5.      Mengetahui peristiwa yang menjadi sebab nuzul ayat itu, hukumnya tidak keluar dari hukum ayat.
6.      Mengetahui orang yang menjadi sebab diturunkannya ayat itu secara jelas.
7.      Memudahkan untuk menghapal dan memahami ayat yang turun itu.[13]

C.     MACAM MACAM ASBAB AN- NUZUL
1.      Ada dua jenis yang di gunakan oleh para perawi dalam menggunakan asbab An- nuzul  yaitu:
a. Sharih (visionable/jelas)
Artinya riwayat yang memang sudah jelas menunjukkan asbabun nuzul dengan indikasi menggunakan lafal (pendahuluan), dan tidak mungkin pula menunjukkan yang lainnya. Redaksi yang digunakan termasuk sharih bila perawinya mengatakan:
سبب نزول هذه الآية هذا...
Sebab turun ayat ini adalah .....
حدث هذا... فنزلت الآية
Telah terjadi …… maka turunlah ayat .....
سئل رسول الله عن كذا... فنزلت الآية
Rasulullah pernah kiranya tentang …… maka turunlah ayat.
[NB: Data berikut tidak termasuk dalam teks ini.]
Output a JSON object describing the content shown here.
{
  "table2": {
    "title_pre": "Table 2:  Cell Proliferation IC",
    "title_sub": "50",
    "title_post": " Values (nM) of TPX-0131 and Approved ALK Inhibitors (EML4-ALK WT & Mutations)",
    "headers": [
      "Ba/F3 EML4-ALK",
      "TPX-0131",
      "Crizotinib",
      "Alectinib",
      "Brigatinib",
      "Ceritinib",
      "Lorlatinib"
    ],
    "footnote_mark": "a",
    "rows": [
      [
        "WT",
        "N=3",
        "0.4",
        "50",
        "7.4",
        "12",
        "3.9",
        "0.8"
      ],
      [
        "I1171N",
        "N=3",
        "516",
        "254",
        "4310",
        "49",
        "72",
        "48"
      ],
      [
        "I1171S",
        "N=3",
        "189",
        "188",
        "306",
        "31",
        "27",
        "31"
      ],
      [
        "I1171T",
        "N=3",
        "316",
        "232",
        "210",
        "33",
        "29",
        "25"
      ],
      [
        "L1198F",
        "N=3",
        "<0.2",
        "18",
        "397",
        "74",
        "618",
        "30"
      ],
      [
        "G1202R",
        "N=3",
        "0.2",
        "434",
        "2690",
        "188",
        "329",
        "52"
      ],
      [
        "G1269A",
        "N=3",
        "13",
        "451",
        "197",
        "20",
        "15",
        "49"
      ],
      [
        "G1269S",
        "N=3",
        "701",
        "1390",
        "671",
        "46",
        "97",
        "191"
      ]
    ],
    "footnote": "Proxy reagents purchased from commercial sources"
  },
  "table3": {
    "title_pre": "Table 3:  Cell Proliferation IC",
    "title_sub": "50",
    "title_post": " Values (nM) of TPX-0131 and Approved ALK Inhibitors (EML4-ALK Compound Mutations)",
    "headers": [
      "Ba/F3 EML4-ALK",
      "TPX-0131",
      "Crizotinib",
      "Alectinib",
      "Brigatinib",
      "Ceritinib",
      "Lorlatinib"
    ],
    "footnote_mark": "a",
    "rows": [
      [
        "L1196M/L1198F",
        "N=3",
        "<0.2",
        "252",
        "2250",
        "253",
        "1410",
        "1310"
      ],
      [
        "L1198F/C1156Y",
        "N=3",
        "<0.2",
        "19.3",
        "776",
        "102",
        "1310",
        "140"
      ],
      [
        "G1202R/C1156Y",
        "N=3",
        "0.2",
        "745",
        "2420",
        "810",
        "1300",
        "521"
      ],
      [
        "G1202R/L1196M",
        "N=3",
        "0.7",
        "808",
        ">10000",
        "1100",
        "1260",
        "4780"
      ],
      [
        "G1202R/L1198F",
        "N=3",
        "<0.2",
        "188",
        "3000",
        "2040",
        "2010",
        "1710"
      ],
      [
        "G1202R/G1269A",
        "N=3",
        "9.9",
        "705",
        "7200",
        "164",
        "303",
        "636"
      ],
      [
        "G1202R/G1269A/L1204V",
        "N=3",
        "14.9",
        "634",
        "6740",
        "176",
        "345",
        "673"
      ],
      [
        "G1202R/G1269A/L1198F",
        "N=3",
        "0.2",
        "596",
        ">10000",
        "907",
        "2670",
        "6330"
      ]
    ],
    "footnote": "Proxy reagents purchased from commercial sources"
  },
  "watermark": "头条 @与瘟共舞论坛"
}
b. Muhtamilah (masih kemungkinan atau belum pasti)
Riwayat belum dipastikan sebagai asbab an-Nuzul karena masih terdapat keraguan. Adapun redaksi yang di gunakan bila perawinya mengatakan:

نزلت هذه الآية فى كذا...
(ayat ini diturunkan berkenaan dengan)
احسب هذه الآية نزلت فىكذا...
(saya kira ayat ini diturunkan berkenaan dengan ……)
ما احسب نزلت هذه الآية الا فىكذا...
(saya kira ayat ini tidak diturunkan kecuali berkenaan dengan …)[14]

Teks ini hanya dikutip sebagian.